13. A plasma spray system (100) that includes a pathway (492) of electricity (490) used to create a plasma arc (60) between a cathode (212) and a free end (370) of a wire (310), wherein said cathode (212) rotates around the free end (370) of the wire (310), said system (100) comprising:

a sensor assembly (600) that includes at least one electrical sensor (611) for capturing a plurality of electrical measurements (652) over time from the pathway (492) used to create the plasma arc (60), wherein said electrical sensor (611) is adapted to transmit said electrical measurements (652) to a processor (710); and

a computer system (700), said computer system (700) including said processor (710) that provides for receiving said plurality of electrical measurements (652) from said electrical sensor (611), wherein said processor (710) is adapted to create a waveform (750) from at least a subset of said electrical measurements (652);

wherein said processor (710) uses said waveform (750) to selectively identify a curved wire condition (801) in the wire (310); and

wherein said processor (710) automatically triggers a response (770) to said curved wire condition (801).

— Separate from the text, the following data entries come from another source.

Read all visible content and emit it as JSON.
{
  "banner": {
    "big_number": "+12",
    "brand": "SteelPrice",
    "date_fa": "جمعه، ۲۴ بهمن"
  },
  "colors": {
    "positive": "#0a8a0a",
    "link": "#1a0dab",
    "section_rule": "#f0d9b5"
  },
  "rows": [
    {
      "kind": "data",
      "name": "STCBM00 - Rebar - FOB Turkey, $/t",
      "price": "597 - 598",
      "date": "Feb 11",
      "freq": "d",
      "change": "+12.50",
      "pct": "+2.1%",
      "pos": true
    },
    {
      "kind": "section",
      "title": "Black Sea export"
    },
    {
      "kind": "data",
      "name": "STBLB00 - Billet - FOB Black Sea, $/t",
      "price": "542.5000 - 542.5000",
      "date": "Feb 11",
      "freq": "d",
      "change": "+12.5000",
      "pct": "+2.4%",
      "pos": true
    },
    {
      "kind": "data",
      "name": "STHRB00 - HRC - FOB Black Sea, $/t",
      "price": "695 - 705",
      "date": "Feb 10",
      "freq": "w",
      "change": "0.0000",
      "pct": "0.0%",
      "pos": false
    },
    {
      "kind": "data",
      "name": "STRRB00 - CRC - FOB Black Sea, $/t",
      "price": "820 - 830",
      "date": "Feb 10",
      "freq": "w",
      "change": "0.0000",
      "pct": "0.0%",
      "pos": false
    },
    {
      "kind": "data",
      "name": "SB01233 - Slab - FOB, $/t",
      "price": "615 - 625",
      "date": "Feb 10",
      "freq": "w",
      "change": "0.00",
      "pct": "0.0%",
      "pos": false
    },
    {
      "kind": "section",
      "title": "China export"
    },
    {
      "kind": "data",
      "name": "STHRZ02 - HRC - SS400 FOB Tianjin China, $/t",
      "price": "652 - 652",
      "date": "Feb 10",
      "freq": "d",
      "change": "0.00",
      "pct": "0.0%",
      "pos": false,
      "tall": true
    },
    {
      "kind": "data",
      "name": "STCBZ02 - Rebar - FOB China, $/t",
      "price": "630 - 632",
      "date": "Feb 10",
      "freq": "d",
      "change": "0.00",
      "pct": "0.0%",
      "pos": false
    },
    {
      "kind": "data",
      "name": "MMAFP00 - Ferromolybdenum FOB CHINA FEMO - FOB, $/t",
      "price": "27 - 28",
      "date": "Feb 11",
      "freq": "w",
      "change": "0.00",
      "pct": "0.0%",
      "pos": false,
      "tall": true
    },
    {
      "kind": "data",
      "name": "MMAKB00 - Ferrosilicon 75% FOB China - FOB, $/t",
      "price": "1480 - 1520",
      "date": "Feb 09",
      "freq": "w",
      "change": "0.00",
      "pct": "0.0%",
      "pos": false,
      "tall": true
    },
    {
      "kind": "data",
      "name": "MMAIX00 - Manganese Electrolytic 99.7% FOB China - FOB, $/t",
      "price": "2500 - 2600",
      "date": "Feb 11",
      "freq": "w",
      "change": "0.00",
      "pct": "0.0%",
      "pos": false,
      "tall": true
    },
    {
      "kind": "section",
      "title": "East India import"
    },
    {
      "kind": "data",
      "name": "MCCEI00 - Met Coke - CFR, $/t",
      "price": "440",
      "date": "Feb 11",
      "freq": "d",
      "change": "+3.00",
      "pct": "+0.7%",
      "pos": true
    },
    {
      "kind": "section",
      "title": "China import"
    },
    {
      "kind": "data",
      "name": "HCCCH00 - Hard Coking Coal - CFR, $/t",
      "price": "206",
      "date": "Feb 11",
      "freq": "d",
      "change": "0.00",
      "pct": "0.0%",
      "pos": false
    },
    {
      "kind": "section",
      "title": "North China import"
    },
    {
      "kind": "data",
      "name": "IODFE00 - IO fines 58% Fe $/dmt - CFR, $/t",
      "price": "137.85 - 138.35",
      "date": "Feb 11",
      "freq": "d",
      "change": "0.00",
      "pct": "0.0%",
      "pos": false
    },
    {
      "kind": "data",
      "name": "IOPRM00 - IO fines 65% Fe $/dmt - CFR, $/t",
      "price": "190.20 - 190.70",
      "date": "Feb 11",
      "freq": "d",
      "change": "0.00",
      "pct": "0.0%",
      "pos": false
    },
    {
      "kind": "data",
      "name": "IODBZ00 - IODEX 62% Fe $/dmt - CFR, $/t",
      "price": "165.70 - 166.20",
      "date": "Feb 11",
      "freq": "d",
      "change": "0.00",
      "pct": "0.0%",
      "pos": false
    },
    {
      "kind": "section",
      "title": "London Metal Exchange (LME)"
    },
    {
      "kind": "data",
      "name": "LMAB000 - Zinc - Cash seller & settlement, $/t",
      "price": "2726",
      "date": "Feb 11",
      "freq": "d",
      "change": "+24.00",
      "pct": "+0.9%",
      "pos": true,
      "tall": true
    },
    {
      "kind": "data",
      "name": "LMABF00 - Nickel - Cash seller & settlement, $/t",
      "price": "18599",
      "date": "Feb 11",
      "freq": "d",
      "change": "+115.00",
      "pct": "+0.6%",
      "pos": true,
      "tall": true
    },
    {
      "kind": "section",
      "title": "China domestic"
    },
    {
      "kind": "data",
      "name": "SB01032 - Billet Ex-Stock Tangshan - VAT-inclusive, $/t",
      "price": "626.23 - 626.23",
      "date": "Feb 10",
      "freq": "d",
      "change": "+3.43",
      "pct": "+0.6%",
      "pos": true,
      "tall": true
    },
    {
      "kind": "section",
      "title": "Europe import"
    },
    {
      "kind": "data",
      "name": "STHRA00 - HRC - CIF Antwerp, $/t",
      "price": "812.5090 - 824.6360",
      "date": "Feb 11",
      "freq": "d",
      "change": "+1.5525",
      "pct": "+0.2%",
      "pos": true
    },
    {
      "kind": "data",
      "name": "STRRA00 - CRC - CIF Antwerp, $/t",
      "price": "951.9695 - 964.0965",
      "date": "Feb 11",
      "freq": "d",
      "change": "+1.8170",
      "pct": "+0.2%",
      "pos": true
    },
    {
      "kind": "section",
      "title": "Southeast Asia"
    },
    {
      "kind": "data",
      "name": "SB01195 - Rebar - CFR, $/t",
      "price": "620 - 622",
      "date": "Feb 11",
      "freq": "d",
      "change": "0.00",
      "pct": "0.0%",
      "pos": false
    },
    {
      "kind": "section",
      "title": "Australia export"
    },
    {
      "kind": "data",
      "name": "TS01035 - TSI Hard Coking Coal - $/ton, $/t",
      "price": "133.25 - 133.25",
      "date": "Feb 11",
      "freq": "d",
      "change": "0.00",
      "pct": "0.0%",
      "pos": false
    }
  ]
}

14. The plasma spray system (100) of claim 13, wherein said waveform (750) includes a period (753), and wherein said period (753) of said waveform (750) selectively influences the identification of said curved wire condition (801) in the wire (310).

15. The plasma spray system (100) of claim 13, wherein said processor (710) of plasma spray system (100) is adapted to automatically trigger a plurality of responses (770) when said curved wire condition (801) is identified by said processor (710).

16. The plasma spray system (100) of claim 13, wherein said processor (710) is adapted to automatically trigger a plurality of responses (770), said plurality of responses (770) include a wire warning (773), a modify wire feed process (792), and a shutdown (799).

17. The plasma spray system (100) of claim 13, wherein said waveform (650) includes a rate-of-change-in-period attribute (754) that selectively influences the identification of said curved wire condition (801).

18. A method of performing plasma spraying (900), comprising:

creating (940) a plasma arc (60) between a cathode (212) and a free end (370) of a wire (310), wherein said cathode (212) rotates around said free end (370) of said wire (310);

capturing (950) a plurality of electrical measurements (652) from an electrical sensor (611), wherein said plurality of electrical measurements (652) are captured by said electrical sensor (611) from a pathway (492) providing electricity (490) to said cathode (212) and said free end (370) of said wire (310);

transmitting (960) said electrical measurements (652) to a processor (710);

analyzing (962) at least a subset of said electrical measurements (652) as a waveform (750) by said processor (710); and

generating (970) a response (770), wherein said response (770) pertaining to the wire (310) is automatically triggered by said processor (710).

19. The method (900) of claim 18, wherein the generating (970) of said response (770) is also influenced by a threshold value (740) that is derived from a database (732) of historical data (734).

20. The method (900) of claim 18, wherein said processor (710) provides for generated a plurality or responses (770) to a plurality of operating conditions (800), said plurality of responses (770) including a plurality of warnings (772) pertaining to at least a subset of said operating conditions (800) and a plurality of automatic adjustments (790) pertaining to a plurality of operating conditions (800).